See, as a parent of a high school kid, schedules and life choices often follow the school year calendar. Typically, September is the time to re-think a lot. Backpack weary and stinky? Time for a new one. Last year's pants too short? Gotta hit the Mall. New teachers, new friends, maybe new activities/sports etc.

And then the pace picks up. By mid-October I think I might want a break. But ahead is Halloween, then November comes quick and then it's The Big Holidays - and like my expensive-but-tasty roast - I'm all done. I can't bear to think about much else. Hell, and that's when times are "normal". So it only makes sense that we look to a future time to regain our footing in our life paths.

These last few months brought some odd stomach ailments for Tom. Some of it has been recurring bouts of C. diff., while some of what's been going on has been harder to figure. Problems with digesting fats, or acids getting too active - something isn't right and we've found ourselves in a similar roller coaster of illness that we faced in the extended spring of 2009, and again in the spring of 2010, I guess you could call it the Chronic-Coaster. Of course more recently Tom's illness put a strain on our holiday prep, not to mention his schoolwork, and other things. The good thing is this has nothing to do with his new liver.

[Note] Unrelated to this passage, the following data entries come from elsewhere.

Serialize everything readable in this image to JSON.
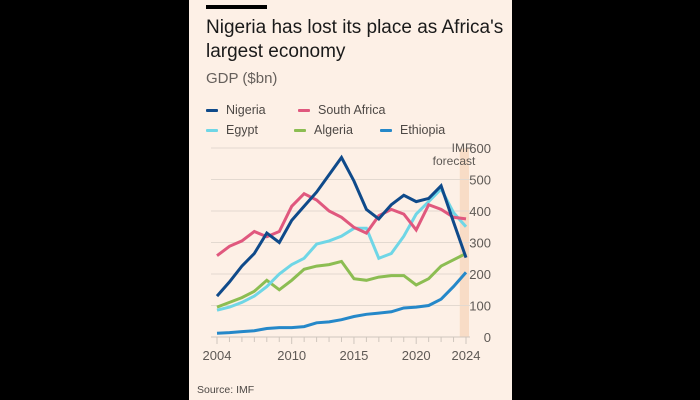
{
  "title": "Nigeria has lost its place as Africa's largest economy",
  "subtitle": "GDP ($bn)",
  "source": "Source: IMF",
  "chart_data": {
    "type": "line",
    "title": "Nigeria has lost its place as Africa's largest economy",
    "subtitle": "GDP ($bn)",
    "xlabel": "",
    "ylabel": "GDP ($bn)",
    "x": [
      2004,
      2005,
      2006,
      2007,
      2008,
      2009,
      2010,
      2011,
      2012,
      2013,
      2014,
      2015,
      2016,
      2017,
      2018,
      2019,
      2020,
      2021,
      2022,
      2023,
      2024
    ],
    "xlim": [
      2004,
      2024
    ],
    "ylim": [
      0,
      600
    ],
    "x_ticks": [
      2004,
      2010,
      2015,
      2020,
      2024
    ],
    "y_ticks": [
      0,
      100,
      200,
      300,
      400,
      500,
      600
    ],
    "y_axis_side": "right",
    "grid": true,
    "legend_position": "top-left",
    "annotation": {
      "label": "IMF forecast",
      "from": 2023.5,
      "to": 2024,
      "color": "#f8dcc6"
    },
    "series": [
      {
        "name": "Nigeria",
        "color": "#0f4a8a",
        "values": [
          130,
          175,
          225,
          265,
          330,
          300,
          370,
          415,
          460,
          515,
          570,
          495,
          405,
          375,
          420,
          450,
          430,
          440,
          480,
          365,
          252
        ]
      },
      {
        "name": "South Africa",
        "color": "#e0587e",
        "values": [
          258,
          288,
          305,
          335,
          318,
          335,
          415,
          455,
          435,
          400,
          380,
          348,
          330,
          385,
          405,
          390,
          340,
          420,
          405,
          380,
          375
        ]
      },
      {
        "name": "Egypt",
        "color": "#6fd6e6",
        "values": [
          85,
          95,
          110,
          130,
          160,
          200,
          230,
          250,
          295,
          305,
          320,
          345,
          345,
          250,
          265,
          320,
          390,
          430,
          470,
          395,
          350
        ]
      },
      {
        "name": "Algeria",
        "color": "#8cbd52",
        "values": [
          95,
          110,
          125,
          145,
          180,
          150,
          180,
          215,
          225,
          230,
          240,
          185,
          180,
          190,
          195,
          195,
          165,
          185,
          225,
          245,
          265
        ]
      },
      {
        "name": "Ethiopia",
        "color": "#2588c9",
        "values": [
          12,
          14,
          17,
          20,
          27,
          30,
          30,
          33,
          45,
          48,
          55,
          65,
          72,
          76,
          80,
          92,
          95,
          100,
          120,
          160,
          205
        ]
      }
    ]
  }
}
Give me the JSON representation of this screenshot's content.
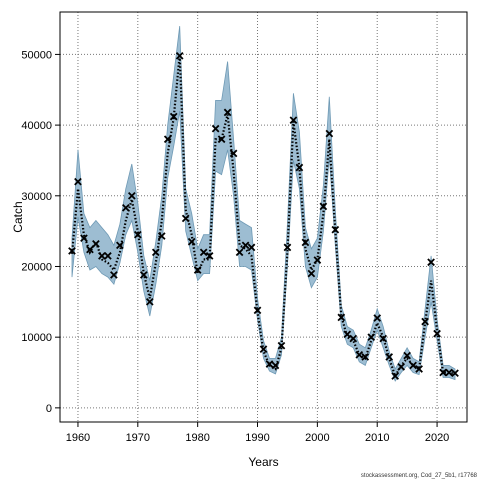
{
  "chart_data": {
    "type": "line",
    "xlabel": "Years",
    "ylabel": "Catch",
    "xlim": [
      1957,
      2025
    ],
    "ylim": [
      -2000,
      56000
    ],
    "xticks": [
      1960,
      1970,
      1980,
      1990,
      2000,
      2010,
      2020
    ],
    "yticks": [
      0,
      10000,
      20000,
      30000,
      40000,
      50000
    ],
    "grid": true,
    "footer": "stockassessment.org, Cod_27_5b1, r17768",
    "colors": {
      "band": "#9dbdd2",
      "band_edge": "#6f9ab5",
      "line": "#000000",
      "marker": "#000000"
    },
    "x": [
      1959,
      1960,
      1961,
      1962,
      1963,
      1964,
      1965,
      1966,
      1967,
      1968,
      1969,
      1970,
      1971,
      1972,
      1973,
      1974,
      1975,
      1976,
      1977,
      1978,
      1979,
      1980,
      1981,
      1982,
      1983,
      1984,
      1985,
      1986,
      1987,
      1988,
      1989,
      1990,
      1991,
      1992,
      1993,
      1994,
      1995,
      1996,
      1997,
      1998,
      1999,
      2000,
      2001,
      2002,
      2003,
      2004,
      2005,
      2006,
      2007,
      2008,
      2009,
      2010,
      2011,
      2012,
      2013,
      2014,
      2015,
      2016,
      2017,
      2018,
      2019,
      2020,
      2021,
      2022,
      2023
    ],
    "series": [
      {
        "name": "estimated",
        "style": "dotted-line",
        "values": [
          21800,
          31000,
          24500,
          22000,
          23500,
          21000,
          20500,
          19500,
          22000,
          26500,
          29500,
          25000,
          19000,
          15500,
          20500,
          26500,
          36000,
          41000,
          50000,
          28000,
          24500,
          19000,
          21000,
          21000,
          38000,
          38000,
          41500,
          33500,
          23000,
          22500,
          21500,
          13500,
          8000,
          6000,
          5500,
          8500,
          22000,
          40500,
          34000,
          22500,
          19500,
          21000,
          27500,
          38000,
          25000,
          13000,
          10000,
          9500,
          7500,
          7000,
          9500,
          12000,
          10000,
          7000,
          4500,
          6000,
          7000,
          6000,
          5500,
          12000,
          18000,
          11000,
          5000,
          5000,
          4800
        ]
      },
      {
        "name": "confidence-band-upper",
        "style": "band",
        "values": [
          24000,
          36500,
          27500,
          25500,
          26500,
          25500,
          24500,
          23000,
          26000,
          31000,
          34500,
          29000,
          21500,
          18000,
          23500,
          30000,
          40000,
          47000,
          54000,
          31000,
          27500,
          22500,
          24500,
          24500,
          43500,
          43500,
          49000,
          38000,
          26500,
          26000,
          25500,
          15500,
          9500,
          7000,
          7000,
          10000,
          26000,
          44500,
          39000,
          25500,
          22500,
          24000,
          31500,
          44000,
          28000,
          14500,
          11500,
          11000,
          9000,
          8500,
          11000,
          14000,
          11500,
          8000,
          5500,
          7000,
          8500,
          7000,
          6500,
          14000,
          21500,
          12500,
          6000,
          6000,
          5500
        ]
      },
      {
        "name": "confidence-band-lower",
        "style": "band",
        "values": [
          18500,
          27000,
          22000,
          19500,
          20000,
          19000,
          18500,
          17500,
          20500,
          24500,
          26500,
          22000,
          16500,
          13000,
          17500,
          23000,
          32500,
          37000,
          42000,
          25000,
          21500,
          18000,
          19000,
          19000,
          33500,
          33000,
          36500,
          30000,
          20000,
          20000,
          19500,
          12500,
          7000,
          5200,
          4800,
          7500,
          20000,
          35000,
          31000,
          20000,
          17000,
          18500,
          25000,
          35500,
          23000,
          11500,
          9000,
          8500,
          6500,
          6000,
          8500,
          11000,
          8500,
          6000,
          3800,
          5000,
          6000,
          5000,
          4700,
          10000,
          15000,
          9500,
          4300,
          4300,
          4000
        ]
      },
      {
        "name": "observed",
        "style": "markers",
        "values": [
          22200,
          32000,
          24000,
          22400,
          23200,
          21500,
          21500,
          18800,
          23000,
          28300,
          30000,
          24500,
          18800,
          15000,
          22000,
          24300,
          38000,
          41200,
          49800,
          26800,
          23500,
          19500,
          22000,
          21500,
          39500,
          38000,
          41800,
          36000,
          22000,
          23000,
          22700,
          13800,
          8300,
          6200,
          6000,
          8800,
          22700,
          40700,
          34000,
          23400,
          19000,
          20900,
          28500,
          38800,
          25200,
          12800,
          10400,
          9800,
          7500,
          7200,
          10000,
          12700,
          9800,
          7200,
          4500,
          5800,
          7400,
          6000,
          5500,
          12200,
          20600,
          10500,
          5000,
          5000,
          4900
        ]
      }
    ]
  }
}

But since Tom's health ordeal began three years ago, and I occasionally ride that Chronic-Coaster, it's been taking me longer to recover, to bounce back into normal patterns and schedules. Thinking is muddled, I'm distracted, and naturally somewhat depressed. And a lot of important things get neglected, or at least postponed, à la Scarlett O'Hara, which brings me to the fresh slate month of January. It's probably illusion, but I feel like I have more free time in January. And I want to try to pick up some threads of my former interests and needs.

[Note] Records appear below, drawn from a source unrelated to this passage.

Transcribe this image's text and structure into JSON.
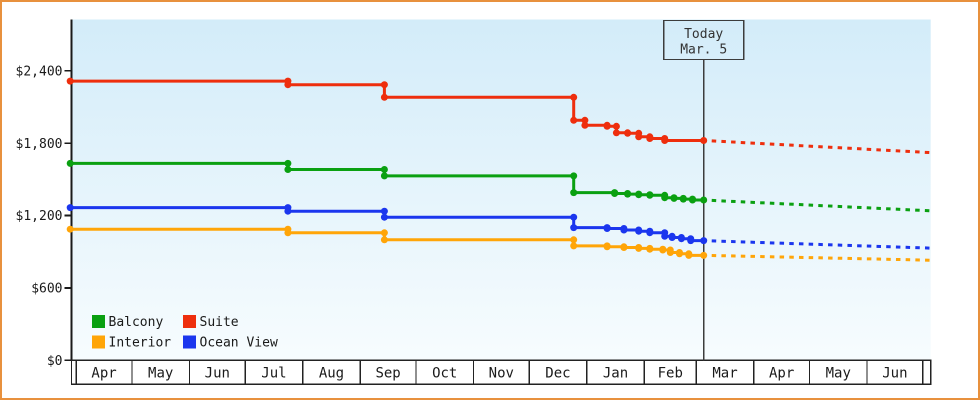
{
  "chart_data": {
    "type": "line",
    "description": "Cabin price history line chart with stepped price lines, a Today marker and dashed price forecasts",
    "y_axis": {
      "ticks": [
        {
          "value": 0,
          "label": "$0"
        },
        {
          "value": 600,
          "label": "$600"
        },
        {
          "value": 1200,
          "label": "$1,200"
        },
        {
          "value": 1800,
          "label": "$1,800"
        },
        {
          "value": 2400,
          "label": "$2,400"
        }
      ],
      "range": [
        0,
        2825
      ]
    },
    "x_axis": {
      "unit": "days",
      "months": [
        {
          "label": "Apr",
          "days": 30
        },
        {
          "label": "May",
          "days": 31
        },
        {
          "label": "Jun",
          "days": 30
        },
        {
          "label": "Jul",
          "days": 31
        },
        {
          "label": "Aug",
          "days": 31
        },
        {
          "label": "Sep",
          "days": 30
        },
        {
          "label": "Oct",
          "days": 31
        },
        {
          "label": "Nov",
          "days": 30
        },
        {
          "label": "Dec",
          "days": 31
        },
        {
          "label": "Jan",
          "days": 31
        },
        {
          "label": "Feb",
          "days": 28
        },
        {
          "label": "Mar",
          "days": 31
        },
        {
          "label": "Apr",
          "days": 30
        },
        {
          "label": "May",
          "days": 31
        },
        {
          "label": "Jun",
          "days": 30
        }
      ],
      "leading_days": 2.5,
      "trailing_days": 4.3
    },
    "today": {
      "line1": "Today",
      "line2": "Mar. 5",
      "day": 338
    },
    "series": [
      {
        "name": "Suite",
        "color": "#ee2e0d",
        "points": [
          [
            0,
            2315
          ],
          [
            114,
            2285
          ],
          [
            166,
            2180
          ],
          [
            268,
            1990
          ],
          [
            274,
            1948
          ],
          [
            286,
            1940
          ],
          [
            291,
            1886
          ],
          [
            297,
            1882
          ],
          [
            303,
            1853
          ],
          [
            309,
            1839
          ],
          [
            317,
            1822
          ]
        ],
        "value_today": 1822,
        "projection_end": [
          460,
          1722
        ]
      },
      {
        "name": "Balcony",
        "color": "#0aa011",
        "points": [
          [
            0,
            1632
          ],
          [
            114,
            1582
          ],
          [
            166,
            1529
          ],
          [
            268,
            1390
          ],
          [
            290,
            1383
          ],
          [
            297,
            1378
          ],
          [
            303,
            1373
          ],
          [
            309,
            1368
          ],
          [
            317,
            1348
          ],
          [
            322,
            1342
          ],
          [
            327,
            1336
          ],
          [
            332,
            1329
          ]
        ],
        "value_today": 1329,
        "projection_end": [
          460,
          1239
        ]
      },
      {
        "name": "Ocean View",
        "color": "#1b36ee",
        "points": [
          [
            0,
            1266
          ],
          [
            114,
            1236
          ],
          [
            166,
            1186
          ],
          [
            268,
            1100
          ],
          [
            286,
            1093
          ],
          [
            295,
            1080
          ],
          [
            303,
            1070
          ],
          [
            309,
            1058
          ],
          [
            317,
            1028
          ],
          [
            321,
            1018
          ],
          [
            326,
            1008
          ],
          [
            331,
            992
          ]
        ],
        "value_today": 992,
        "projection_end": [
          460,
          930
        ]
      },
      {
        "name": "Interior",
        "color": "#ffa508",
        "points": [
          [
            0,
            1087
          ],
          [
            114,
            1057
          ],
          [
            166,
            999
          ],
          [
            268,
            948
          ],
          [
            286,
            941
          ],
          [
            295,
            935
          ],
          [
            303,
            928
          ],
          [
            309,
            921
          ],
          [
            316,
            914
          ],
          [
            320,
            894
          ],
          [
            325,
            883
          ],
          [
            330,
            870
          ]
        ],
        "value_today": 870,
        "projection_end": [
          460,
          830
        ]
      }
    ],
    "legend": {
      "rows": [
        [
          "Balcony",
          "Suite"
        ],
        [
          "Interior",
          "Ocean View"
        ]
      ]
    },
    "frame_color": "#e8913d",
    "axis_color": "#1a1a1a",
    "today_marker_color": "#3c3c3c",
    "plot_gradient_top": "#d3ecf9",
    "plot_gradient_bottom": "#f7fcfe"
  }
}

So, now with that pesky list I opened with. There are things that should have been on the list, and one big one is to write. Anything. Write more often, and write better.

I have several Works In Progress going, and very recently I did some revising - which is great. But I know I need to get back to blogging and blog simultaneously while working on other projects. I know I jokingly blamed Facebook for my lack of blogging, and there’s some truth to that.

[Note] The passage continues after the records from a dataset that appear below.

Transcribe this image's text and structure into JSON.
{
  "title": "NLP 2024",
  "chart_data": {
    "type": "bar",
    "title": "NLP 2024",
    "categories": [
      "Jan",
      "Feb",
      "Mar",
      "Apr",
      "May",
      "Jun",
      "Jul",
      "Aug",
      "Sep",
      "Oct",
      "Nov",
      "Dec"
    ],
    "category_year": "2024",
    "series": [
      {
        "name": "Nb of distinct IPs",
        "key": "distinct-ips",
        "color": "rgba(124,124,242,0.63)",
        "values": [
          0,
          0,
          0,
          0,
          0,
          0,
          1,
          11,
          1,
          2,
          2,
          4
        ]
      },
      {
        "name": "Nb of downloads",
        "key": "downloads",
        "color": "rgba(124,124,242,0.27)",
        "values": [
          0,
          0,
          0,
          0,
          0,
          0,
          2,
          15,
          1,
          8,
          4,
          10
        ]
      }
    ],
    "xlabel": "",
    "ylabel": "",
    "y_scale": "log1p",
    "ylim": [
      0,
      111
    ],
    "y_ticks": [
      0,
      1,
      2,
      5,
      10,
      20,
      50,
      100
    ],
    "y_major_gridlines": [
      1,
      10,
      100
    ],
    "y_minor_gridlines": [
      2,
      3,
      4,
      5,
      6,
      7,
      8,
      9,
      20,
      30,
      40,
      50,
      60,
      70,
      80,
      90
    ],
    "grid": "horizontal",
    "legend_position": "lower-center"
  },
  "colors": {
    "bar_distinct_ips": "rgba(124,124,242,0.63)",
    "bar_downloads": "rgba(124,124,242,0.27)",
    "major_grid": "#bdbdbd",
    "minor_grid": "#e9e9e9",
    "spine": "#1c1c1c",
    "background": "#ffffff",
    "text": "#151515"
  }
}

Or sometimes I can get caught up in my email. My good friend Mark Saleski and I have occasionally written our share of email screeds a-back-n’-forth about all manner of things. Music, food, our fellow Mondos, the Internet, books – etc. As a matter of fact, just before I had started my re-blogging adventure recently, I interrupted my work to shoot him an email – “do you know that I have tried to spell ‘resolution’ three times, and I keep making a typo?” (And he’s just one friend; I have other email pen pals that I write nice long letters with.) Of course, I had to laugh at the irony, here I was trying to be really productive, and I couldn’t last but a minute before I had to go off into email land. Which reminds me of a funny story.


One day Mark and I had planned to meet for lunch and before that I had been doing some shopping. I had just picked up Julia Cameron’s great book How to Avoid Making Art (or Anything Else You Enjoy). It’s done cartoon style (and tongue-in-cheek) with statements like “tell your most negative sibling your dream, and then listen to their reasons why you shouldn’t do it”.

Basically it’s a humorous way to look at the toxic relationships in our lives or our own bad habits and how they hurt our creativity. I had thumbed through it briefly, and was feeling extra magnanimous and offered to let Mark borrow it for a while. He flipped it open and randomly landed on a page with the illustration of a dog (the characters are mostly all some canine breed) sitting by a computer. The copy reads “write long emails to your friends instead of writing your novel.” Mark just closed the book with a resounding “Fuck you.”


He still borrowed the book though.


But regardless of the source of my lack of productivity, and my aversion to New Year’s Resolutions – I have not been writing enough, and I need desperately to fix that!